Esta cidade, que eu visitava, era bem grande, clara e cheia de vida. O que me restava era desvendar as particularidades do local e ver se eu aprendia algo importante. Certa noite, eu me deparei com uma faculdade e vi várias pessoas entrando no local. Eu resolvi me passar por uma delas e ir verificar como era lá dentro. Entrei e logo fui procurar uma biblioteca. Eu queria ver se achava algo diferente lá. Alguma instrução nova, algo proveitoso que não tivesse correspondência no plano material e que servisse para eu ter certeza do fenômeno. Entrei na fila para adentrar à biblioteca. Grande decepção. A pessoa que estava no balcão me disse que eu não podia entrar pois eu estava encarnado. Aquilo me chocou. Como ele sabia que eu estava encarnado? Não adiantava ficar ali. Voltei para o corpo.
Não sei se eu poderia aproveitar a minha estadia lá. Como esses fenômenos se tornaram tão constantes comigo, eu me deparei em muitas situações em que eu tentava ler algo e não conseguia. As letras pareciam diferentes. Era com grande dificuldade que eu conseguia entender um pouco. Eu acreditava que minha mente, podia criar algo enquanto eu dormia, e então eu poderia ler e escrever aquilo. 
Já me deparei com situações inusitadas, de acordar em meu quarto e olhar para a parede e o guarda roupas, e estes estavam todos escritos com fórmulas matemáticas. Isso quando a minha lucidez vinha espontaneamente, ao ter um choque de realidade, por ver que meu quarto no plano astral era um pouco diferente. Meu guarda roupas se apresentava em cor de madeira e minha janela, azulada, o que é diferente do físico. Isso despertava minha consciência. Então, eu procurava ler o que estava escrito ali, e não conseguia, afinal eram muitas coisas. Os números até que eram mais fáceis. No entanto, o encadeamento lógico era complexo e eu não conseguia lembrar de tudo ao acordar. Até tentei, mas acabei desistindo. 

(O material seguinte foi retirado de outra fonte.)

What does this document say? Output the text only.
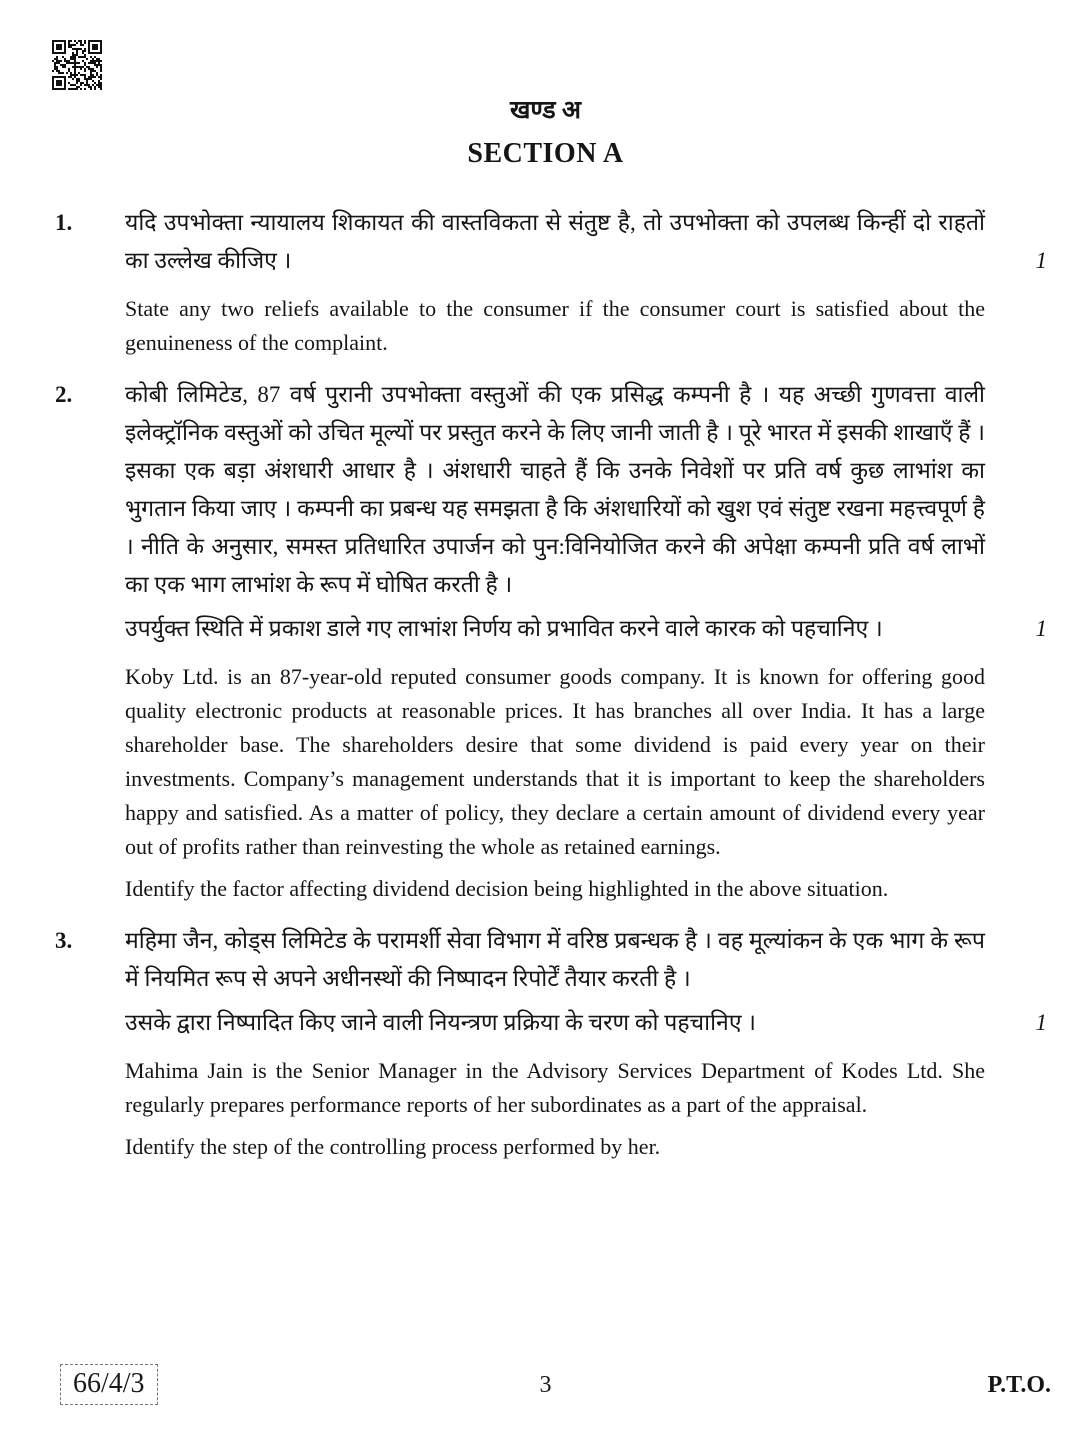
खण्ड अ
SECTION A
1.	यदि उपभोक्ता न्यायालय शिकायत की वास्तविकता से संतुष्ट है, तो उपभोक्ता को उपलब्ध किन्हीं दो राहतों का उल्लेख कीजिए ।	1

State any two reliefs available to the consumer if the consumer court is satisfied about the genuineness of the complaint.

2.	कोबी लिमिटेड, 87 वर्ष पुरानी उपभोक्ता वस्तुओं की एक प्रसिद्ध कम्पनी है । यह अच्छी गुणवत्ता वाली इलेक्ट्रॉनिक वस्तुओं को उचित मूल्यों पर प्रस्तुत करने के लिए जानी जाती है । पूरे भारत में इसकी शाखाएँ हैं । इसका एक बड़ा अंशधारी आधार है । अंशधारी चाहते हैं कि उनके निवेशों पर प्रति वर्ष कुछ लाभांश का भुगतान किया जाए । कम्पनी का प्रबन्ध यह समझता है कि अंशधारियों को खुश एवं संतुष्ट रखना महत्त्वपूर्ण है । नीति के अनुसार, समस्त प्रतिधारित उपार्जन को पुन:विनियोजित करने की अपेक्षा कम्पनी प्रति वर्ष लाभों का एक भाग लाभांश के रूप में घोषित करती है ।

उपर्युक्त स्थिति में प्रकाश डाले गए लाभांश निर्णय को प्रभावित करने वाले कारक को पहचानिए ।	1

Koby Ltd. is an 87-year-old reputed consumer goods company. It is known for offering good quality electronic products at reasonable prices. It has branches all over India. It has a large shareholder base. The shareholders desire that some dividend is paid every year on their investments. Company’s management understands that it is important to keep the shareholders happy and satisfied. As a matter of policy, they declare a certain amount of dividend every year out of profits rather than reinvesting the whole as retained earnings.

Identify the factor affecting dividend decision being highlighted in the above situation.

3.	महिमा जैन, कोड्स लिमिटेड के परामर्शी सेवा विभाग में वरिष्ठ प्रबन्धक है । वह मूल्यांकन के एक भाग के रूप में नियमित रूप से अपने अधीनस्थों की निष्पादन रिपोर्टें तैयार करती है ।

उसके द्वारा निष्पादित किए जाने वाली नियन्त्रण प्रक्रिया के चरण को पहचानिए ।	1

Mahima Jain is the Senior Manager in the Advisory Services Department of Kodes Ltd. She regularly prepares performance reports of her subordinates as a part of the appraisal.

Identify the step of the controlling process performed by her.

66/4/3	3	P.T.O.
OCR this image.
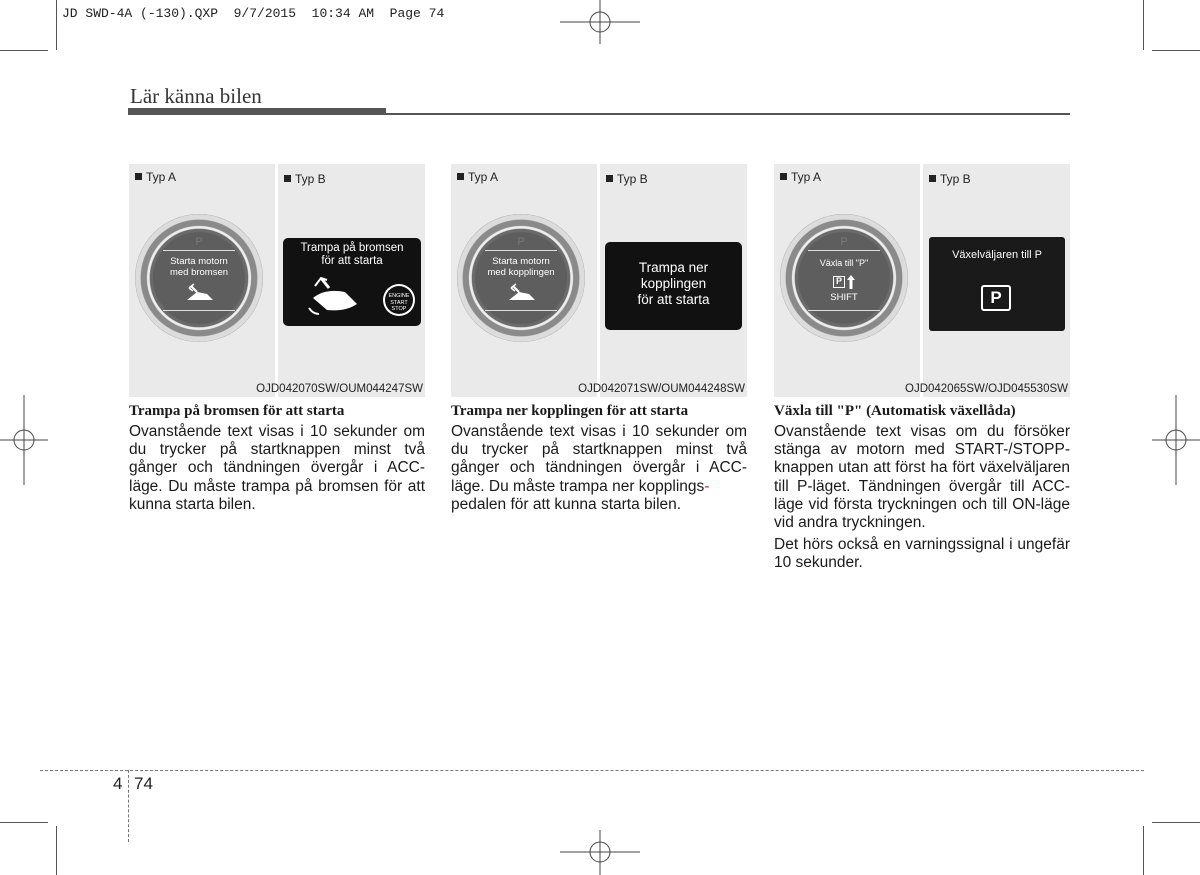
JD SWD-4A (-130).QXP  9/7/2015  10:34 AM  Page 74
Lär känna bilen
Typ A
P
Starta motorn
med bromsen
Typ B
Trampa på bromsen
för att starta
ENGINE
START
STOP
OJD042070SW/OUM044247SW
Trampa på bromsen för att starta

Ovanstående text visas i 10 sekunder om du trycker på startknappen minst två gånger och tändningen övergår i ACC-läge. Du måste trampa på bromsen för att kunna starta bilen.

Typ A
P
Starta motorn
med kopplingen
Typ B
Trampa ner
kopplingen
för att starta
OJD042071SW/OUM044248SW
Trampa ner kopplingen för att starta

Ovanstående text visas i 10 sekunder om du trycker på startknappen minst två gånger och tändningen övergår i ACC-läge. Du måste trampa ner kopplings-
pedalen för att kunna starta bilen.

Typ A
P
Växla till "P"
P
SHIFT
Typ B
Växelväljaren till P
P
OJD042065SW/OJD045530SW
Växla till "P" (Automatisk växellåda)

Ovanstående text visas om du försöker stänga av motorn med START-/STOPP-knappen utan att först ha fört växelväljaren till P-läget. Tändningen övergår till ACC-läge vid första tryckningen och till ON-läge vid andra tryckningen.

Det hörs också en varningssignal i ungefär 10 sekunder.

4 74
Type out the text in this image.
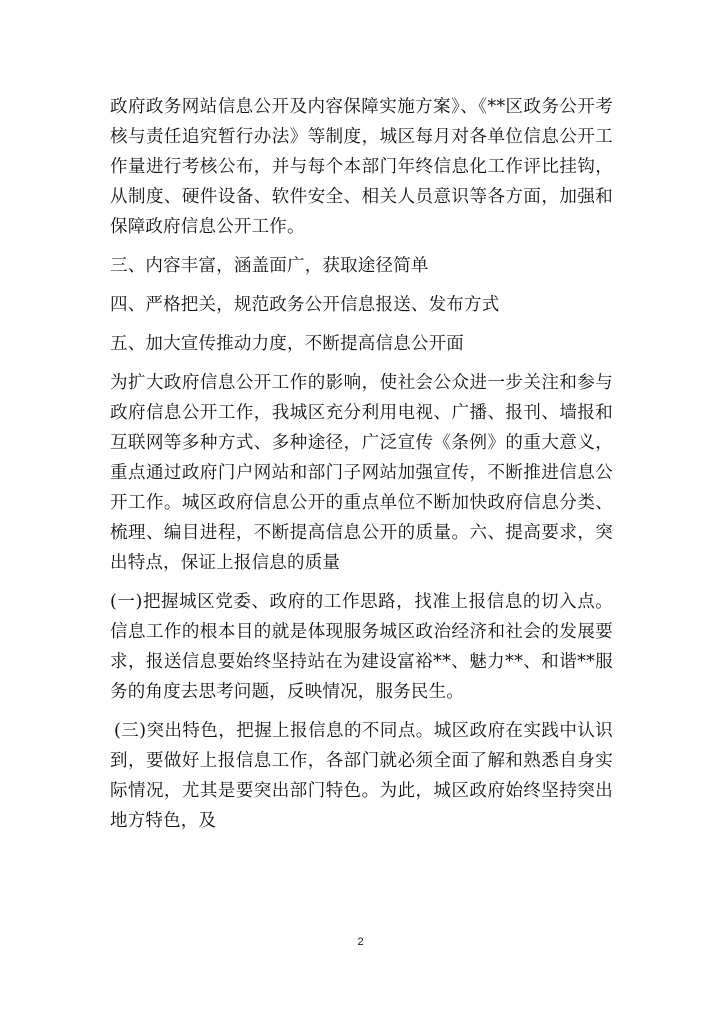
政府政务网站信息公开及内容保障实施方案》、《**区政务公开考核与责任追究暂行办法》等制度，城区每月对各单位信息公开工作量进行考核公布，并与每个本部门年终信息化工作评比挂钩，从制度、硬件设备、软件安全、相关人员意识等各方面，加强和保障政府信息公开工作。

三、内容丰富，涵盖面广，获取途径简单

四、严格把关，规范政务公开信息报送、发布方式

五、加大宣传推动力度，不断提高信息公开面

为扩大政府信息公开工作的影响，使社会公众进一步关注和参与政府信息公开工作，我城区充分利用电视、广播、报刊、墙报和互联网等多种方式、多种途径，广泛宣传《条例》的重大意义，重点通过政府门户网站和部门子网站加强宣传，不断推进信息公开工作。城区政府信息公开的重点单位不断加快政府信息分类、梳理、编目进程，不断提高信息公开的质量。六、提高要求，突出特点，保证上报信息的质量

(一)把握城区党委、政府的工作思路，找准上报信息的切入点。信息工作的根本目的就是体现服务城区政治经济和社会的发展要求，报送信息要始终坚持站在为建设富裕**、魅力**、和谐**服务的角度去思考问题，反映情况，服务民生。

(三)突出特色，把握上报信息的不同点。城区政府在实践中认识到，要做好上报信息工作，各部门就必须全面了解和熟悉自身实际情况，尤其是要突出部门特色。为此，城区政府始终坚持突出地方特色，及

2
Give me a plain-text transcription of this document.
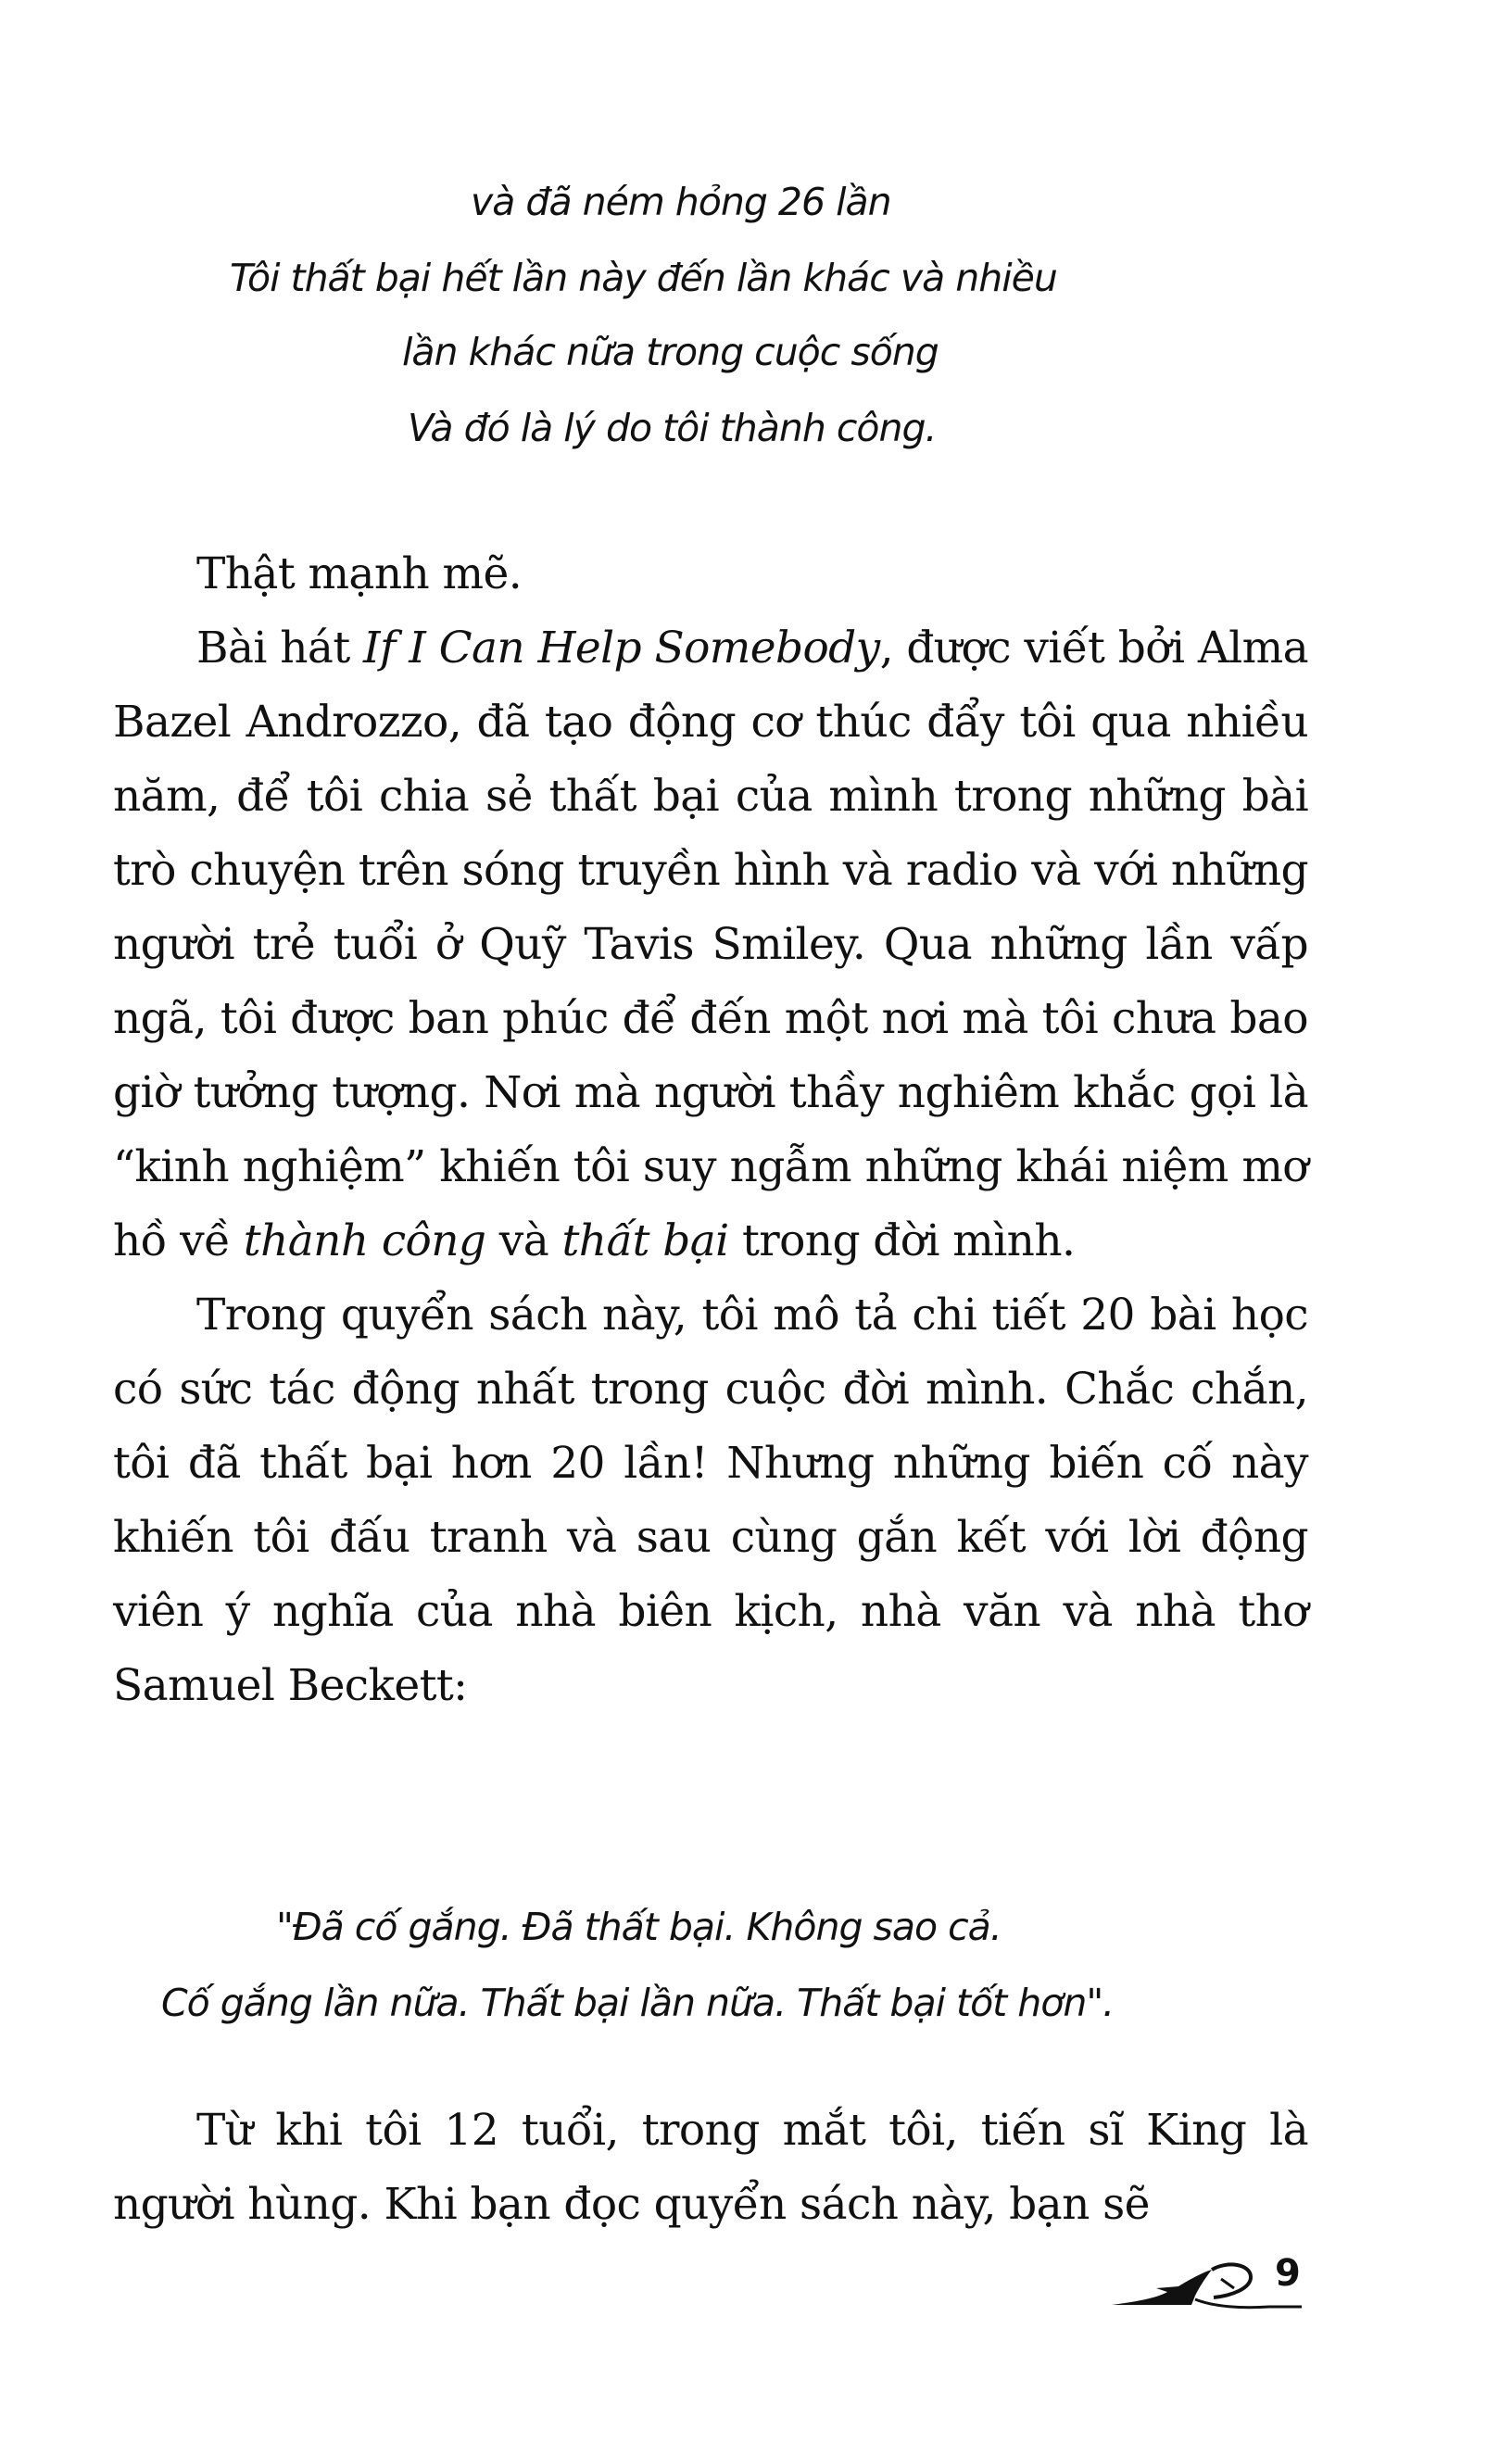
và đã ném hỏng 26 lần
Tôi thất bại hết lần này đến lần khác và nhiều
lần khác nữa trong cuộc sống
Và đó là lý do tôi thành công.

Thật mạnh mẽ.

Bài hát If I Can Help Somebody, được viết bởi Alma Bazel Androzzo, đã tạo động cơ thúc đẩy tôi qua nhiều năm, để tôi chia sẻ thất bại của mình trong những bài trò chuyện trên sóng truyền hình và radio và với những người trẻ tuổi ở Quỹ Tavis Smiley. Qua những lần vấp ngã, tôi được ban phúc để đến một nơi mà tôi chưa bao giờ tưởng tượng. Nơi mà người thầy nghiêm khắc gọi là “kinh nghiệm” khiến tôi suy ngẫm những khái niệm mơ hồ về thành công và thất bại trong đời mình.

Trong quyển sách này, tôi mô tả chi tiết 20 bài học có sức tác động nhất trong cuộc đời mình. Chắc chắn, tôi đã thất bại hơn 20 lần! Nhưng những biến cố này khiến tôi đấu tranh và sau cùng gắn kết với lời động viên ý nghĩa của nhà biên kịch, nhà văn và nhà thơ Samuel Beckett:

"Đã cố gắng. Đã thất bại. Không sao cả.
Cố gắng lần nữa. Thất bại lần nữa. Thất bại tốt hơn".

Từ khi tôi 12 tuổi, trong mắt tôi, tiến sĩ King là người hùng. Khi bạn đọc quyển sách này, bạn sẽ

9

Eu ouvia músicas com belas melodias e já estava deixando meu celular do lado da cama. Eu ouvia no astral, procurava decorar o máximo possível e forçava meu retorno para o corpo afim de cantar e não esquecer aquela canção. Isso aconteceu muitas e muitas vezes. Vi fórmulas sobre números primos que envolviam três variáveis muito semelhante aos primos de Mersenne. Cheguei ao ponto de receber de uma entidade, que eu não vi, uma demostração sobre a Hipótese de Riemman sobre números primos, que a entidade me disse que não era hipótese e sim lei de Riemman, me mostrando um desenho em que apareciam as posições dos números primos e uma demonstração complexa que eu não tinha ideia do que estava escrito. Ainda hoje eu não sei.
Acho que a minha descrença começou a afetar minhas experiências. Por mais que aquilo acontecesse sempre, que me dissessem que um sonho não cria nada, que apenas repete acontecimentos e analisa-os inter-relacionando-os e eu recebendo músicas originais e melodias que eu nunca tinha ouvido, eu ainda não acreditava. Tentava me convencer, mas não conseguia. Às vezes, eu resolvia que ia era brigar e saia lutando com todo mundo. Depois vinha aquele arrependimento. E se fosse verdade? Os belos lugares que eu via começaram a desaparecer. Aquele homem de branco, eu nunca mais vi. As noites, agora, pareciam escuras. Mas eu não tinha mais medo, e adentrava cada vez mais em lugares escuros, ambientes muito estranhos, com animais que nunca tinha visto. E queria ir cada vez mais longe.